If I'm right ,we define the inner product of tensor on Riemannian manifold as follow: $$ <T_{ij}^k,T_{ij}^k>=g_{il}g^{jm}g^{kp}T_{jk}^iT^l_{mp} $$ So ,if the metric $g_{ij}$ evolve under Ricci flow $g_{ij}=-2R_{ij}$, when I do $\partial_t <R_{ij},R_{kl}>$,it should be $\partial_t (g^{ik}g^{jl}R_{ij}R_{kl})$.
But it seemly be $\partial_t <R_{ij},R_{kl}>=<\partial_t R_{ij},R_{kl}>+ <R_{ij},\partial_t R_{kl}>$ in the below paper's 191 page.

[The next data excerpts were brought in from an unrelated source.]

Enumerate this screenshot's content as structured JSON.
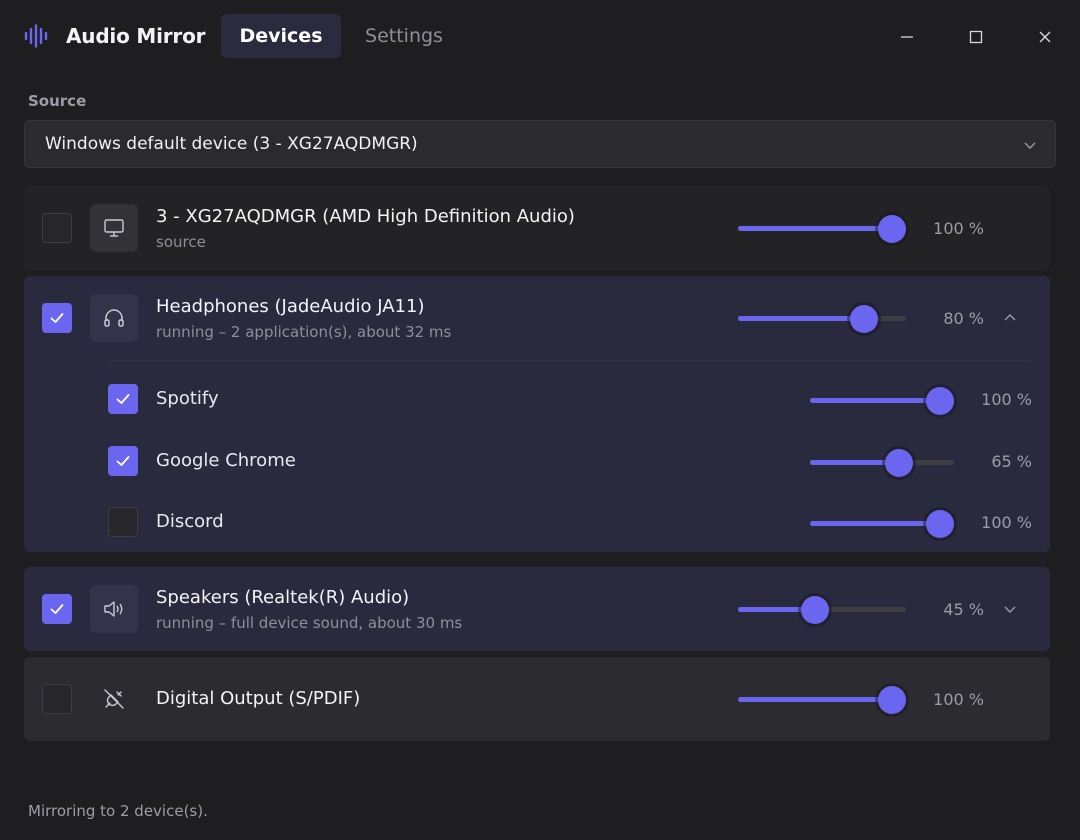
{
  "app": {
    "title": "Audio Mirror",
    "accent_color": "#6b66f0",
    "logo_icon": "sound-wave-icon"
  },
  "tabs": [
    {
      "label": "Devices",
      "active": true
    },
    {
      "label": "Settings",
      "active": false
    }
  ],
  "window_controls": [
    "minimize-icon",
    "maximize-icon",
    "close-icon"
  ],
  "source": {
    "label": "Source",
    "selected": "Windows default device (3 - XG27AQDMGR)"
  },
  "devices": [
    {
      "name": "3 - XG27AQDMGR (AMD High Definition Audio)",
      "status": "source",
      "checked": false,
      "icon": "monitor-icon",
      "volume": 100,
      "volume_label": "100 %"
    },
    {
      "name": "Headphones (JadeAudio JA11)",
      "status": "running – 2 application(s), about 32 ms",
      "checked": true,
      "icon": "headphones-icon",
      "volume": 80,
      "volume_label": "80 %",
      "expanded": true,
      "apps": [
        {
          "name": "Spotify",
          "checked": true,
          "volume": 100,
          "volume_label": "100 %"
        },
        {
          "name": "Google Chrome",
          "checked": true,
          "volume": 65,
          "volume_label": "65 %"
        },
        {
          "name": "Discord",
          "checked": false,
          "volume": 100,
          "volume_label": "100 %"
        }
      ]
    },
    {
      "name": "Speakers (Realtek(R) Audio)",
      "status": "running – full device sound, about 30 ms",
      "checked": true,
      "icon": "speaker-icon",
      "volume": 45,
      "volume_label": "45 %",
      "expanded": false
    },
    {
      "name": "Digital Output (S/PDIF)",
      "status": "",
      "checked": false,
      "icon": "digital-output-icon",
      "volume": 100,
      "volume_label": "100 %"
    }
  ],
  "footer": {
    "status": "Mirroring to 2 device(s)."
  }
}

When I computer the inequality 1 and 2, it seemly imply $\partial_t<Rm,Rm>=2<\partial_t Rm,Rm>$.
Why the $\partial_t$ and inner product can be exchanged ?
This is not true - you definitely need to take the variation of the metric in to account, as you correctly observe in your first few lines. You shouldn't need it to be true to get these inequalities - the extra terms in $\partial_t |A|^2$ due to the variation of the metric will be of the form $Rc * A * A$ and thus can be controlled by the $C |Rm||A|^2$ term.